I'm working on writing several real-time DSP algorithms on Android, so I decided to program the ARM directly in Assembly to optimize everything as much as possible and make the math maximally lightweight. At first I was getting speed benchmarks that didn't make a whole lot of sense so I started reading about pipeline hazards, dual-issue capabilities and so on. I'm still puzzled by some of the numbers I'm getting, so I'm posting them here in hope that someone can shed some light on why I get what I get. In particular, I'm interested in why NEON takes different amounts of time to run calculations on different datatypes even though it claims to do each operation in exactly one cycle. My findings are as follows.

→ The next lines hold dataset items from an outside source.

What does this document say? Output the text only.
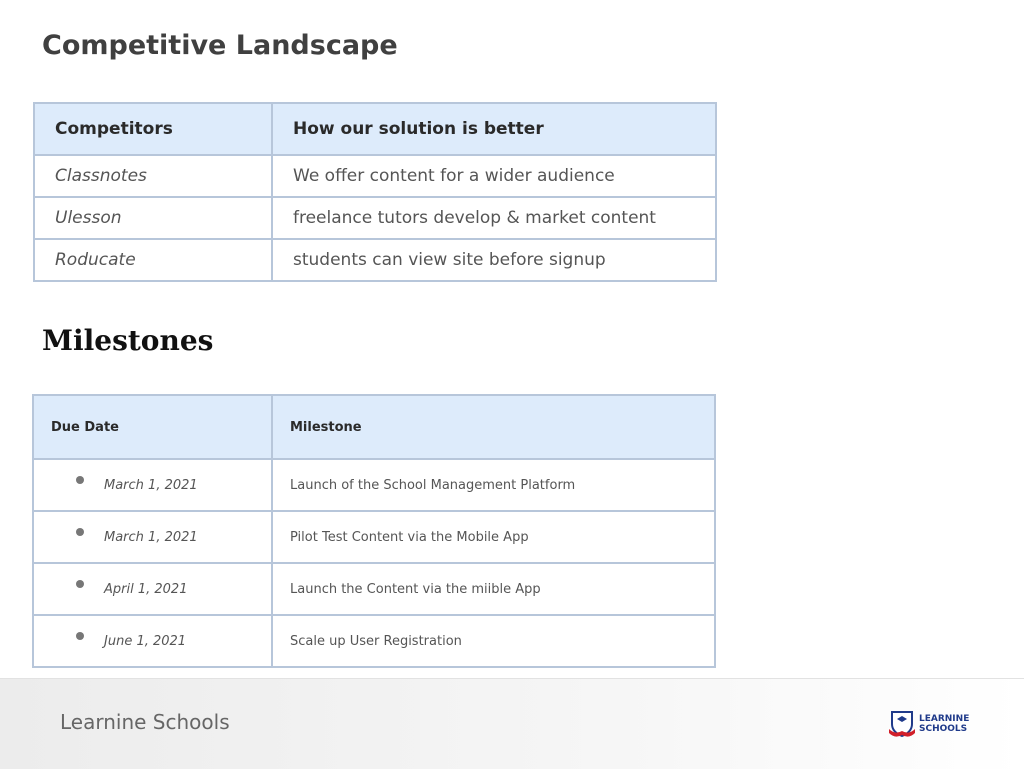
Competitive Landscape
Competitors	How our solution is better
Classnotes	We offer content for a wider audience
Ulesson	freelance tutors develop & market content
Roducate	students can view site before signup
Milestones
Due Date	Milestone

March 1, 2021	Launch of the School Management Platform

March 1, 2021	Pilot Test Content via the Mobile App

April 1, 2021	Launch the Content via the miible App

June 1, 2021	Scale up User Registration
Learnine Schools	LEARNINE
SCHOOLS
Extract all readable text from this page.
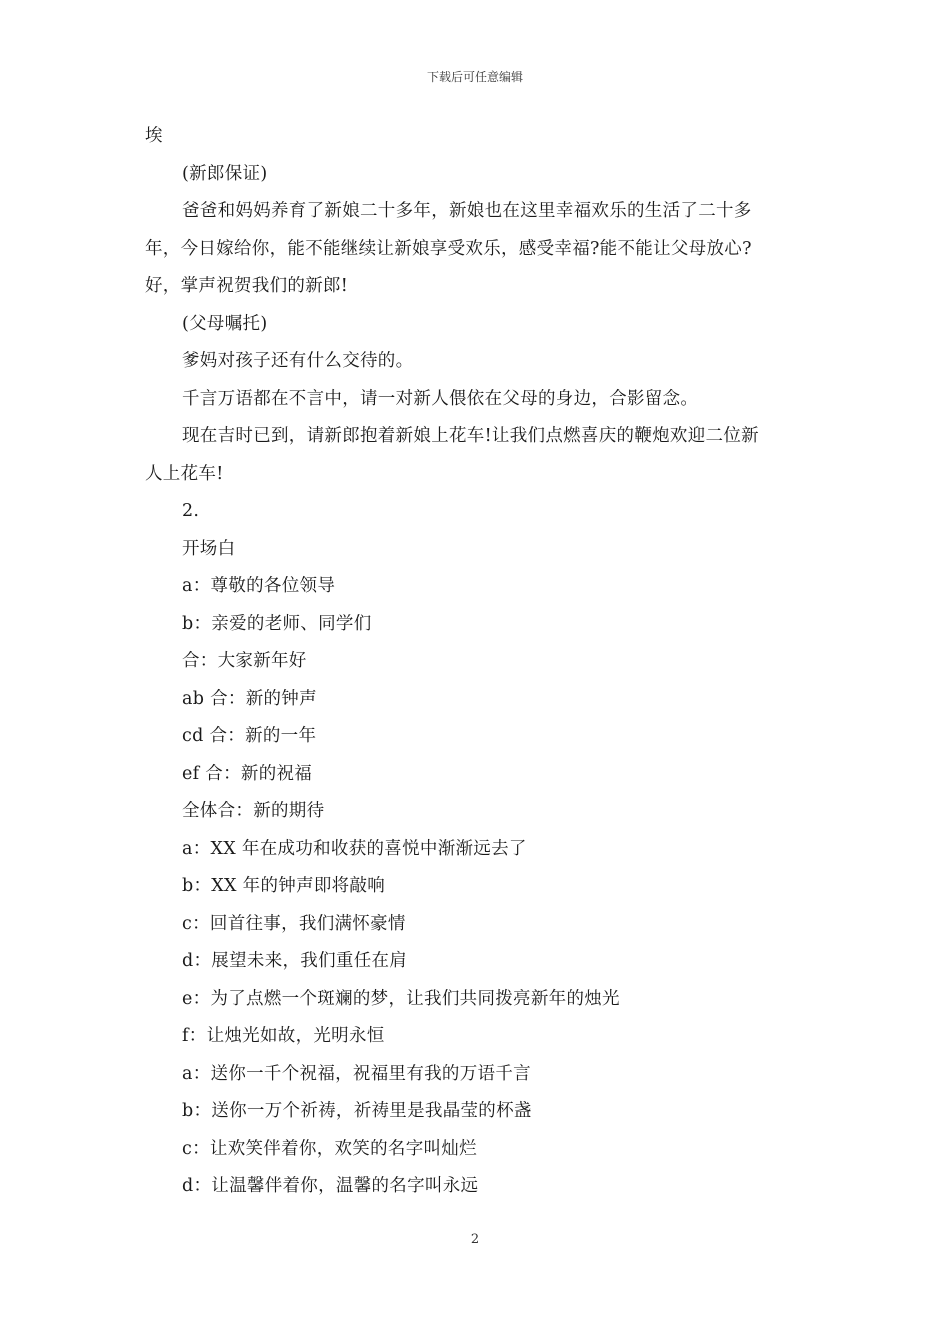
下载后可任意编辑
埃
(新郎保证)
爸爸和妈妈养育了新娘二十多年，新娘也在这里幸福欢乐的生活了二十多
年，今日嫁给你，能不能继续让新娘享受欢乐，感受幸福?能不能让父母放心?
好，掌声祝贺我们的新郎!
(父母嘱托)
爹妈对孩子还有什么交待的。
千言万语都在不言中，请一对新人偎依在父母的身边，合影留念。
现在吉时已到，请新郎抱着新娘上花车!让我们点燃喜庆的鞭炮欢迎二位新
人上花车!
2.
开场白
a：尊敬的各位领导
b：亲爱的老师、同学们
合：大家新年好
ab 合：新的钟声
cd 合：新的一年
ef 合：新的祝福
全体合：新的期待
a：XX 年在成功和收获的喜悦中渐渐远去了
b：XX 年的钟声即将敲响
c：回首往事，我们满怀豪情
d：展望未来，我们重任在肩
e：为了点燃一个斑斓的梦，让我们共同拨亮新年的烛光
f：让烛光如故，光明永恒
a：送你一千个祝福，祝福里有我的万语千言
b：送你一万个祈祷，祈祷里是我晶莹的杯盏
c：让欢笑伴着你，欢笑的名字叫灿烂
d：让温馨伴着你，温馨的名字叫永远
2
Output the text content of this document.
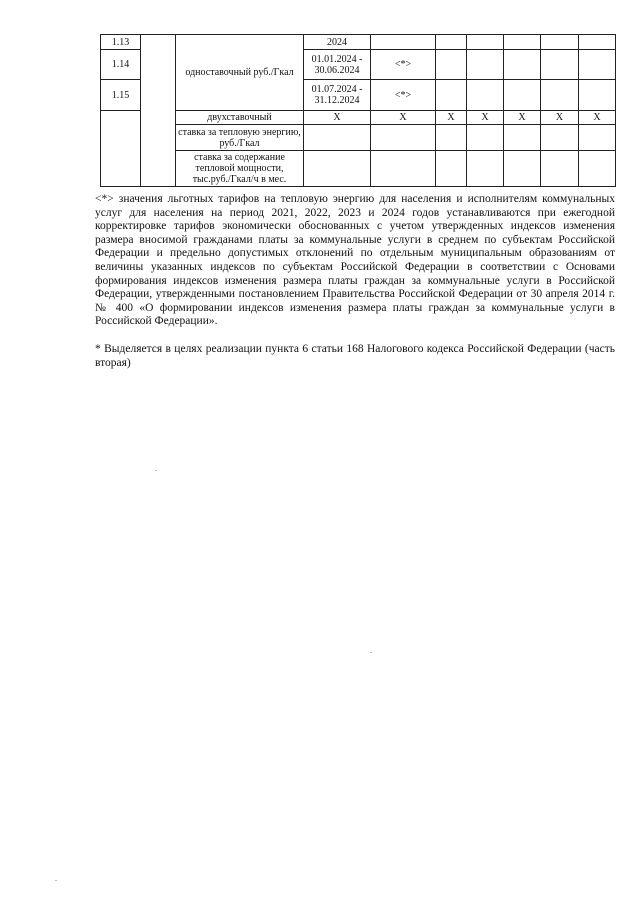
1.13		одноставочный руб./Гкал	2024							
1.14			01.01.2024 - 30.06.2024	<*>						
1.15			01.07.2024 - 31.12.2024	<*>						
		двухставочный	Х	Х	Х	Х	Х	Х	Х	
		ставка за тепловую энергию, руб./Гкал								
		ставка за содержание тепловой мощности, тыс.руб./Гкал/ч в мес.								

<*> значения льготных тарифов на тепловую энергию для населения и исполнителям коммунальных услуг для населения на период 2021, 2022, 2023 и 2024 годов устанавливаются при ежегодной корректировке тарифов экономически обоснованных с учетом утвержденных индексов изменения размера вносимой гражданами платы за коммунальные услуги в среднем по субъектам Российской Федерации и предельно допустимых отклонений по отдельным муниципальным образованиям от величины указанных индексов по субъектам Российской Федерации в соответствии с Основами формирования индексов изменения размера платы граждан за коммунальные услуги в Российской Федерации, утвержденными постановлением Правительства Российской Федерации от 30 апреля 2014 г. № 400 «О формировании индексов изменения размера платы граждан за коммунальные услуги в Российской Федерации».

* Выделяется в целях реализации пункта 6 статьи 168 Налогового кодекса Российской Федерации (часть вторая)
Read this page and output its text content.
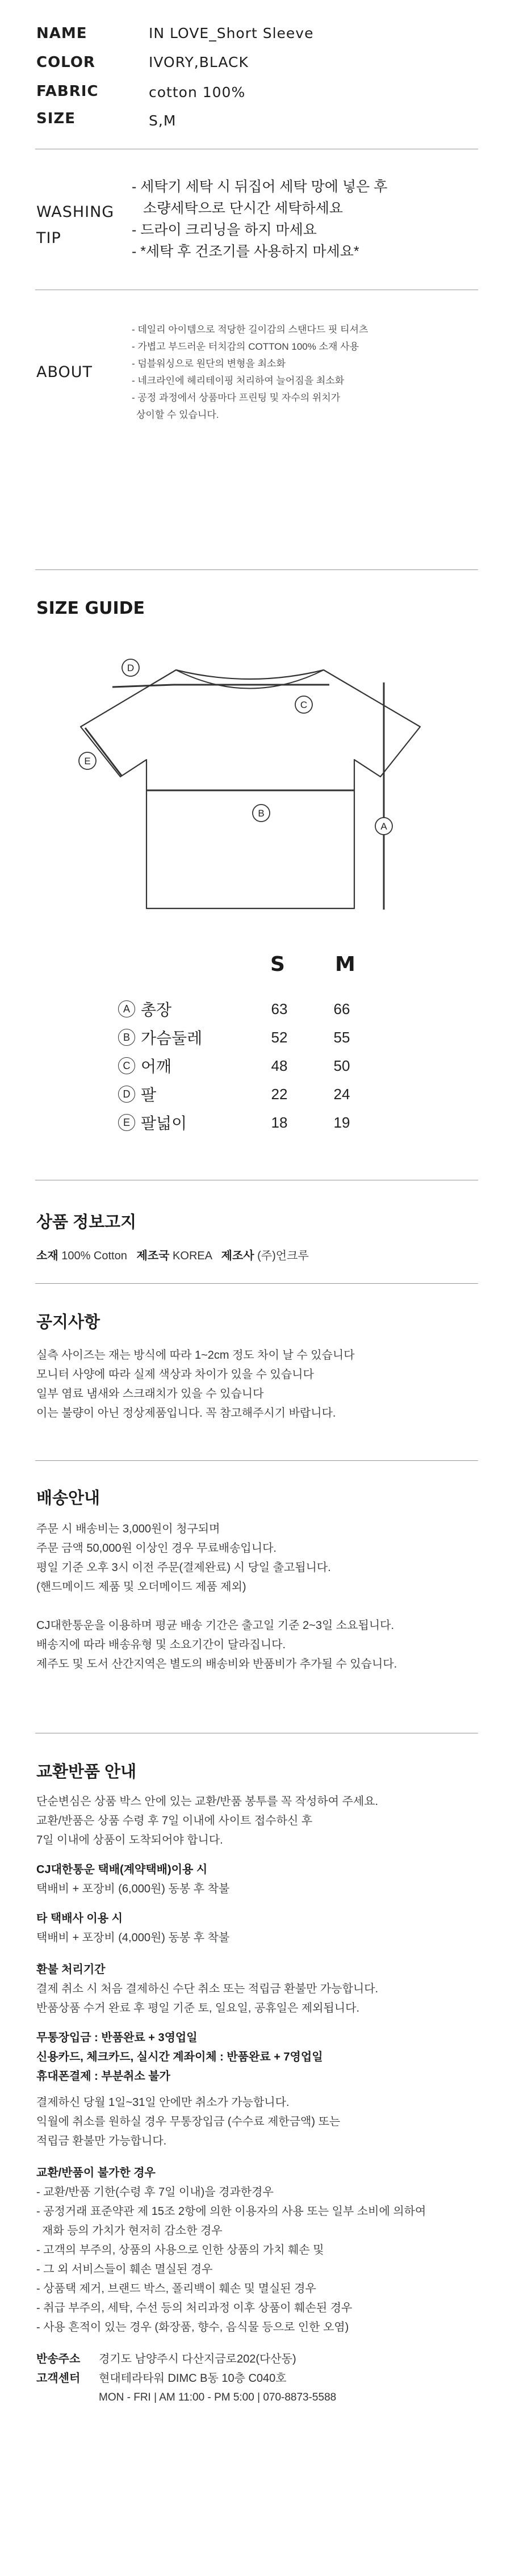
NAME	IN LOVE_Short Sleeve
COLOR	IVORY,BLACK
FABRIC	cotton 100%
SIZE	S,M
WASHING
TIP
- 세탁기 세탁 시 뒤집어 세탁 망에 넣은 후
소량세탁으로 단시간 세탁하세요
- 드라이 크리닝을 하지 마세요
- *세탁 후 건조기를 사용하지 마세요*
ABOUT
- 데일리 아이템으로 적당한 길이감의 스탠다드 핏 티셔츠
- 가볍고 부드러운 터치감의 COTTON 100% 소재 사용
- 덤블워싱으로 원단의 변형을 최소화
- 네크라인에 헤리테이핑 처리하여 늘어짐을 최소화
- 공정 과정에서 상품마다 프린팅 및 자수의 위치가
상이할 수 있습니다.
SIZE GUIDE
D
C
E
B
A
S M
A 총장	63	66
B 가슴둘레	52	55
C 어깨	48	50
D 팔	22	24
E 팔넓이	18	19
상품 정보고지
소재 100% Cotton 제조국 KOREA 제조사 (주)언크루
공지사항
실측 사이즈는 재는 방식에 따라 1~2cm 정도 차이 날 수 있습니다
모니터 사양에 따라 실제 색상과 차이가 있을 수 있습니다
일부 염료 냄새와 스크래치가 있을 수 있습니다
이는 불량이 아닌 정상제품입니다. 꼭 참고해주시기 바랍니다.
배송안내
주문 시 배송비는 3,000원이 청구되며
주문 금액 50,000원 이상인 경우 무료배송입니다.
평일 기준 오후 3시 이전 주문(결제완료) 시 당일 출고됩니다.
(핸드메이드 제품 및 오더메이드 제품 제외)
CJ대한통운을 이용하며 평균 배송 기간은 출고일 기준 2~3일 소요됩니다.
배송지에 따라 배송유형 및 소요기간이 달라집니다.
제주도 및 도서 산간지역은 별도의 배송비와 반품비가 추가될 수 있습니다.
교환반품 안내
단순변심은 상품 박스 안에 있는 교환/반품 봉투를 꼭 작성하여 주세요.
교환/반품은 상품 수령 후 7일 이내에 사이트 접수하신 후
7일 이내에 상품이 도착되어야 합니다.
CJ대한통운 택배(계약택배)이용 시
택배비 + 포장비 (6,000원) 동봉 후 착불
타 택배사 이용 시
택배비 + 포장비 (4,000원) 동봉 후 착불
환불 처리기간
결제 취소 시 처음 결제하신 수단 취소 또는 적립금 환불만 가능합니다.
반품상품 수거 완료 후 평일 기준 토, 일요일, 공휴일은 제외됩니다.
무통장입금 : 반품완료 + 3영업일
신용카드, 체크카드, 실시간 계좌이체 : 반품완료 + 7영업일
휴대폰결제 : 부분취소 불가
결제하신 당월 1일~31일 안에만 취소가 가능합니다.
익월에 취소를 원하실 경우 무통장입금 (수수료 제한금액) 또는
적립금 환불만 가능합니다.
교환/반품이 불가한 경우
- 교환/반품 기한(수령 후 7일 이내)을 경과한경우
- 공정거래 표준약관 제 15조 2항에 의한 이용자의 사용 또는 일부 소비에 의하여
재화 등의 가치가 현저히 감소한 경우
- 고객의 부주의, 상품의 사용으로 인한 상품의 가치 훼손 및
- 그 외 서비스들이 훼손 멸실된 경우
- 상품택 제거, 브랜드 박스, 폴리백이 훼손 및 멸실된 경우
- 취급 부주의, 세탁, 수선 등의 처리과정 이후 상품이 훼손된 경우
- 사용 흔적이 있는 경우 (화장품, 향수, 음식물 등으로 인한 오염)
반송주소	경기도 남양주시 다산지금로202(다산동)
고객센터	현대테라타워 DIMC B동 10층 C040호
MON - FRI | AM 11:00 - PM 5:00 | 070-8873-5588
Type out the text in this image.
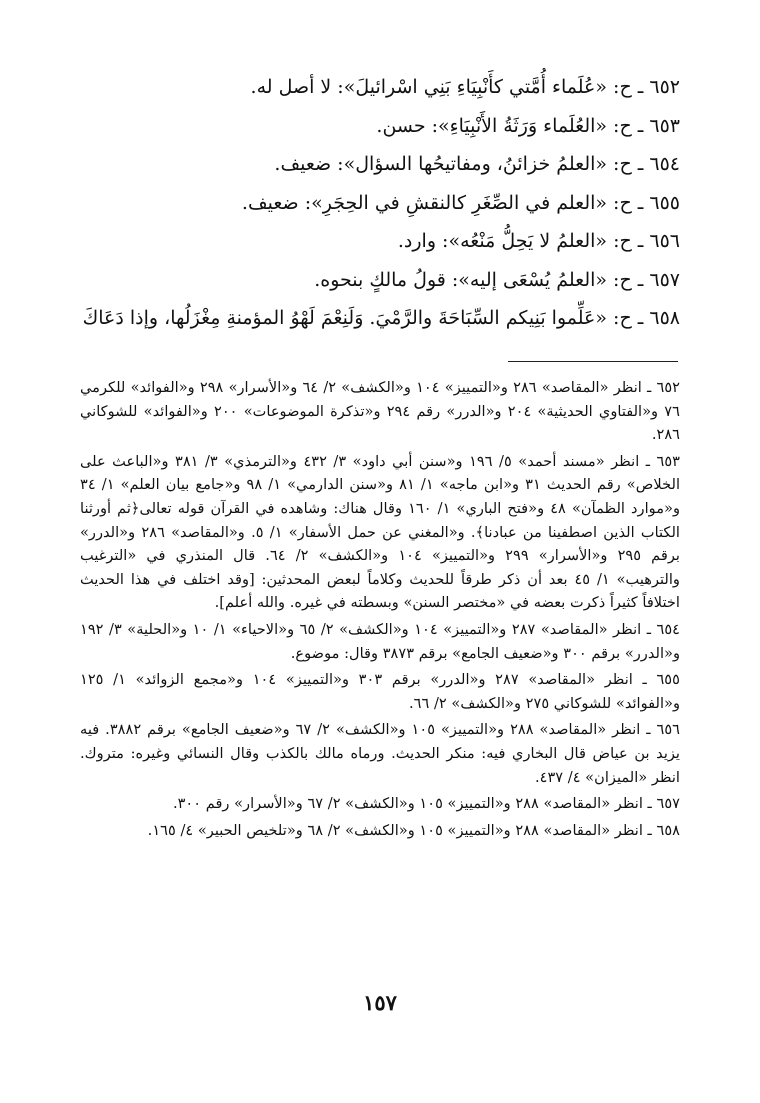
٦٥٢ ـ ح: «عُلَماء أُمَّتي كأَنْبِيَاءِ بَنِي اسْرائيلَ»: لا أصل له.

٦٥٣ ـ ح: «العُلَماء وَرَثَةُ الأَنْبِيَاءِ»: حسن.

٦٥٤ ـ ح: «العلمُ خزائنُ، ومفاتيحُها السؤال»: ضعيف.

٦٥٥ ـ ح: «العلم في الصِّغَرِ كالنقشِ في الحِجَرِ»: ضعيف.

٦٥٦ ـ ح: «العلمُ لا يَحِلُّ مَنْعُه»: وارد.

٦٥٧ ـ ح: «العلمُ يُسْعَى إليه»: قولُ مالكٍ بنحوه.

٦٥٨ ـ ح: «عَلِّموا بَنِيكم السِّبَاحَةَ والرَّمْيَ. وَلَنِعْمَ لَهْوُ المؤمنةِ مِغْزَلُها، وإذا دَعَاكَ

٦٥٢ ـ انظر «المقاصد» ٢٨٦ و«التمييز» ١٠٤ و«الكشف» ٢/ ٦٤ و«الأسرار» ٢٩٨ و«الفوائد» للكرمي ٧٦ و«الفتاوي الحديثية» ٢٠٤ و«الدرر» رقم ٢٩٤ و«تذكرة الموضوعات» ٢٠٠ و«الفوائد» للشوكاني ٢٨٦.

٦٥٣ ـ انظر «مسند أحمد» ٥/ ١٩٦ و«سنن أبي داود» ٣/ ٤٣٢ و«الترمذي» ٣/ ٣٨١ و«الباعث على الخلاص» رقم الحديث ٣١ و«ابن ماجه» ١/ ٨١ و«سنن الدارمي» ١/ ٩٨ و«جامع بيان العلم» ١/ ٣٤ و«موارد الظمآن» ٤٨ و«فتح الباري» ١/ ١٦٠ وقال هناك: وشاهده في القرآن قوله تعالى﴿ثم أورثنا الكتاب الذين اصطفينا من عبادنا﴾. و«المغني عن حمل الأسفار» ١/ ٥. و«المقاصد» ٢٨٦ و«الدرر» برقم ٢٩٥ و«الأسرار» ٢٩٩ و«التمييز» ١٠٤ و«الكشف» ٢/ ٦٤. قال المنذري في «الترغيب والترهيب» ١/ ٤٥ بعد أن ذكر طرقاً للحديث وكلاماً لبعض المحدثين: [وقد اختلف في هذا الحديث اختلافاً كثيراً ذكرت بعضه في «مختصر السنن» وبسطته في غيره. والله أعلم].

٦٥٤ ـ انظر «المقاصد» ٢٨٧ و«التمييز» ١٠٤ و«الكشف» ٢/ ٦٥ و«الاحياء» ١/ ١٠ و«الحلية» ٣/ ١٩٢ و«الدرر» برقم ٣٠٠ و«ضعيف الجامع» برقم ٣٨٧٣ وقال: موضوع.

٦٥٥ ـ انظر «المقاصد» ٢٨٧ و«الدرر» برقم ٣٠٣ و«التمييز» ١٠٤ و«مجمع الزوائد» ١/ ١٢٥ و«الفوائد» للشوكاني ٢٧٥ و«الكشف» ٢/ ٦٦.

٦٥٦ ـ انظر «المقاصد» ٢٨٨ و«التمييز» ١٠٥ و«الكشف» ٢/ ٦٧ و«ضعيف الجامع» برقم ٣٨٨٢. فيه يزيد بن عياض قال البخاري فيه: منكر الحديث. ورماه مالك بالكذب وقال النسائي وغيره: متروك. انظر «الميزان» ٤/ ٤٣٧.

٦٥٧ ـ انظر «المقاصد» ٢٨٨ و«التمييز» ١٠٥ و«الكشف» ٢/ ٦٧ و«الأسرار» رقم ٣٠٠.

٦٥٨ ـ انظر «المقاصد» ٢٨٨ و«التمييز» ١٠٥ و«الكشف» ٢/ ٦٨ و«تلخيص الحبير» ٤/ ١٦٥.

١٥٧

I'm using a very simple loop for benchmarking, and I run it for 2,000,000 iterations. Here's my function:
hzrd_test:
@use received argument an number of iterations in a loop
mov r3 , r0
@come up with some simple values
mov r0, #1
mov r1, #2
@Initialize some NEON registers (Q0-Q11)
vmov.32 d0, r0, r1
vmov.32 d1, r0, r1
vmov.32 d2, r0, r1
...
vmov.32 d21, r0, r1
vmov.32 d22, r0, r1
vmov.32 d23, r0, r1
hzrd_loop:
@do some math
vadd.s32 q0, q0, q1
vadd.s32 q1, q0, q1
vadd.s32 q2, q0, q1
vadd.s32 q3, q0, q1
vadd.s32 q4, q0, q1
vadd.s32 q5, q0, q1
vadd.s32 q6, q0, q1
vadd.s32 q7, q0, q1
vadd.s32 q8, q0, q1
vadd.s32 q9, q0,s q1
vadd.s32 q10, q0, q1
vadd.s32 q11, q0, q1
@decrement loop counter, branch to loop again or return
subs r3, r3, #1
bne hzrd_loop
@return
mov r0, r3
mov pc, lr
Notice the computation operation and datatype specified as vector add (vadd
) and signed 32-bit int (s32
). This operation completes within a certain time (see results table below). According to this ARM Cortex-A8 document and following pages, almost all elementary arithmetic operation in NEON should complete in one cycle, but here's what I'm getting:
vmul.f32 ~62ms vmul.u32 ~125ms vmul.s32 ~125ms vadd.f32 ~63ms vadd.u32 ~29ms vadd.s32 ~30ms
I do them by simply replacing the operations and datatypes of everything in the above loop. Is there a reason vadd.u32
is twice faster than vadd.f32
and vmul.f32
is twice faster than vmul.u32
?
Cheers! = )